When their season ends and they have either several months or minimal time to prepare for opening day next year, athletes may find themselves in a quandary. Should they spend more time in the weight room or more time practicing speed drills? What if there’s less offseason time for multi-sport athletes? When should offseason workouts start? Should they focus mainly on perfecting a sports skill or develop more skills? Or should they concentrate on improving certain sports conditioning components—e.g., speed, flexibility, balance, endurance, power, core strength, or upper- and lower-body size?
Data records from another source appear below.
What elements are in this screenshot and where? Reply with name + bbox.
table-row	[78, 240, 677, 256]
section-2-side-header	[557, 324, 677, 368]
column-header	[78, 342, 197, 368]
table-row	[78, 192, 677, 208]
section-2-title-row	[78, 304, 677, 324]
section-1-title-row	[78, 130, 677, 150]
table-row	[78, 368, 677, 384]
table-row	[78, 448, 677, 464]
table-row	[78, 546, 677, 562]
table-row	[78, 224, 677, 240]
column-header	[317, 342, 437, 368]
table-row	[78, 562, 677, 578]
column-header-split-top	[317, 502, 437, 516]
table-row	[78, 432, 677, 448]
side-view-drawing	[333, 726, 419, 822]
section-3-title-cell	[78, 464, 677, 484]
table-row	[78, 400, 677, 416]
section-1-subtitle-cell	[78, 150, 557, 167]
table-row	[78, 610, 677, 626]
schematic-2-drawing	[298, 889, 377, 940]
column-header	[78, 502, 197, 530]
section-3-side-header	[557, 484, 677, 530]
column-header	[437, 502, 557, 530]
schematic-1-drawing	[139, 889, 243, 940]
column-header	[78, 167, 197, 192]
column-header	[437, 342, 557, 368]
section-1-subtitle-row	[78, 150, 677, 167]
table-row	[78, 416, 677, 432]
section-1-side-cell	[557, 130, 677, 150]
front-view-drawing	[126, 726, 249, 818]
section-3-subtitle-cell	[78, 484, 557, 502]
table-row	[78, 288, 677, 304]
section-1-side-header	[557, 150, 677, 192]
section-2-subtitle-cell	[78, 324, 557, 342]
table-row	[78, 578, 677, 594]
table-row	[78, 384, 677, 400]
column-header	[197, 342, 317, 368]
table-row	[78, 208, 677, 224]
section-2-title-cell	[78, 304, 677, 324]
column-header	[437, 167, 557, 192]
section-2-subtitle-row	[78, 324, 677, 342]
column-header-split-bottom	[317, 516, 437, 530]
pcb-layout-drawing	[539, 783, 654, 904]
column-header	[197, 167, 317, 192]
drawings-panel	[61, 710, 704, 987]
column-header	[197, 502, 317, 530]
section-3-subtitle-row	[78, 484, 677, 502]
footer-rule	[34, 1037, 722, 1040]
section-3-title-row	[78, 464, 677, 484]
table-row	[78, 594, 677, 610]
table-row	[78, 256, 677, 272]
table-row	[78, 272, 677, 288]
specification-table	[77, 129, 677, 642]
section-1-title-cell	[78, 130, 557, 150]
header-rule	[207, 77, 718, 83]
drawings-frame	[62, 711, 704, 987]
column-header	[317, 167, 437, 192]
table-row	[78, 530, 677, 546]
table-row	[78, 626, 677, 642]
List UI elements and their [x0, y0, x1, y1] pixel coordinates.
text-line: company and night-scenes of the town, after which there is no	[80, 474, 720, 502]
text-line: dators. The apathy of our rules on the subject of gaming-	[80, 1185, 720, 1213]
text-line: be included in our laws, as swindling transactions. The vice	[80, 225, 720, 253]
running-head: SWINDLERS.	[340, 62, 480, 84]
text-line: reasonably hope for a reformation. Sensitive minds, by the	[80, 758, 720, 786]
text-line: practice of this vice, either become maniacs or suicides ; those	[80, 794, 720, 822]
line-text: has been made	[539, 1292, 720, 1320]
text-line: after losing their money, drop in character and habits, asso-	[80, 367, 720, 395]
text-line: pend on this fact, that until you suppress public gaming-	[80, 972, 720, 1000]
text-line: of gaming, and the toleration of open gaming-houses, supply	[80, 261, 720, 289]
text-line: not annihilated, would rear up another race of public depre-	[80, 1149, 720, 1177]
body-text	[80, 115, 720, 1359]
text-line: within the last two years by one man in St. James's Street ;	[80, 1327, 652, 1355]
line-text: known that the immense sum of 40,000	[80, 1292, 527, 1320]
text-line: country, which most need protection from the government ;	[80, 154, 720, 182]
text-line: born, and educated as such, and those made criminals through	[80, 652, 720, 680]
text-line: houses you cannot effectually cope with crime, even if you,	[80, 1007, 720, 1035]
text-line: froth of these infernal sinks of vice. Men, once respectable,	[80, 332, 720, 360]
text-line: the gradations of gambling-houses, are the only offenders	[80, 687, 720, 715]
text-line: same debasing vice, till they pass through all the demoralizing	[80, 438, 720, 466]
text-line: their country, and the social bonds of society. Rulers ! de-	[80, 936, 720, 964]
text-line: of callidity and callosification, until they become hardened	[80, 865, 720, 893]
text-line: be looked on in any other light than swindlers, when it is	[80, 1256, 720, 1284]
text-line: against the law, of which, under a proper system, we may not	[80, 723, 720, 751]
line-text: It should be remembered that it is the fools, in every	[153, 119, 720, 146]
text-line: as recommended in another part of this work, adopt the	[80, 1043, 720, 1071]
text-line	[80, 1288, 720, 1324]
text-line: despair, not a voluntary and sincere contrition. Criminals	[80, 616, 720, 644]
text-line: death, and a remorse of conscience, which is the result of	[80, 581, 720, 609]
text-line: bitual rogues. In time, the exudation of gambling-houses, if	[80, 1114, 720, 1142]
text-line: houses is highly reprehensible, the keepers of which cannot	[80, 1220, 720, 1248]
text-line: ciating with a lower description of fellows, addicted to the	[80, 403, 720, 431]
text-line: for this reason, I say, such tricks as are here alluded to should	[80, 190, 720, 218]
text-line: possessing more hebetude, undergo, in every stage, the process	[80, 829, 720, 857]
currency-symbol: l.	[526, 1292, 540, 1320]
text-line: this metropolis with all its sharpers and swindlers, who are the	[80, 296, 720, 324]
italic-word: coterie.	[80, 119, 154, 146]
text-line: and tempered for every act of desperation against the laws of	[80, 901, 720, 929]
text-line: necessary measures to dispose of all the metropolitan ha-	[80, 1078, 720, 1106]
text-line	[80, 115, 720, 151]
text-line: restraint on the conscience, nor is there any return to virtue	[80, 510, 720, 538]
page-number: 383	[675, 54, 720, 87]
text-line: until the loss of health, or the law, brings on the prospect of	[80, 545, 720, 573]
This article answers such questions for ensuring a productive offseason sports performance and conditioning program, and being less prone to injury when tryouts or practices begin. Other scenarios include addressing athletes with restricted or zero offseason time.
- Give Yourself Recovery Time. A long sports season is physically and mentally taxing. Generally, the body needs adequate time to recover—at least a week or sometimes additional time (depending on the individual)—rather than immediately heading to the gym after the final game and launching high-intensity workouts.
- Delay or Ease Gradually into Offseason Workouts After Finishing Multiple Sports Seasons. Transitioning straight from basketball season to baseball season, for instance? Once that season ends, even more extensive recovery time may be most favorable (e.g., three to four weeks) for muscle and joint healing before commencing intense offseason workouts, throwing or passing motions, or running, jumping, or sprinting drills, for example. In the interim, substitute performing low-intensity and low-impact activities (active recovery) such as brisk walking, light jogging, swimming or bike riding—before beginning the more strenuous offseason work ahead.
- Write Offseason Goals and Priorities After Assessing Strengths and Weaknesses. After reviewing your performance from the past season, write down what you must accomplish in the coming months to be a better and healthier athlete next year. List the No. 1 priority, then second and third goals, and proceed with your offseason plan.
- The Year-Round Single-Sport Athlete with No Offseason. For one-sport athletes going from fall high school or college games to participating on winter, spring or summer clubs, there is no real “offseason.” Perhaps there are a few weeks scattered during the year without competition—otherwise conditioning time is limited. Staying healthy is essential when playing a sport year-round. Consuming sufficient nutrient-dense calories is required to maintain weight and support muscle. Regularly getting at least 8-9 hours of sleep to aid recovery and sustain mental and physical energy; fitting in one or two short but intense full-body strength training sessions on non-consecutive days each week to remain strong; and allowing ample rest time to promote healing of muscle or joint soreness.
- Avoid Two Negatives: Overtraining and Undertraining. Overtraining certain muscle groups while undertraining others not only creates muscle imbalances and chronic joint soreness (e.g., performing excessive pushing movements and insufficient pulling exercises) but makes one vulnerable to injury when sports practices start. Other forms of overtraining include doing too many running, sprinting or jumping drills in the offseason—placing greater demands on the knees, hips, ankles and feet; or overdoing sports drills (e.g., throwing too many pitches each week and inflaming elbow and shoulder joints). Undertraining certain muscle groups (e.g., core muscles) or not doing enough balance exercises or endurance drills also negatively affects sports performance.
Covering All Bases: A Sample 12-Week Off-Season Program
For athletes with ample offseason time, here’s a sample 12-week (three-month) program:
A. For the first two weeks, do three full-body strength workouts on non-consecutive days and do stretching, running and core-strengthening movements (Prone, Side, Supine Planks, and Seated Med Ball Twists) on non-weight training days.
B. For the next two weeks, do two full-body strength workouts, including more balance-boosting movements (Single-Leg Squats, Single-Leg Cross Rows, and Single-Leg Hops) on non-consecutive days and practice sports skills on non-workout days.
C. During the following two weeks, do one full-body strength workout; a power workout comprising Squat Thrusts (or Burpees), Jump Squats, and multidirectional interval Sprints; and an endurance workout (biking, rowing, or uphill running).
Repeat A, B, and C for the next six weeks.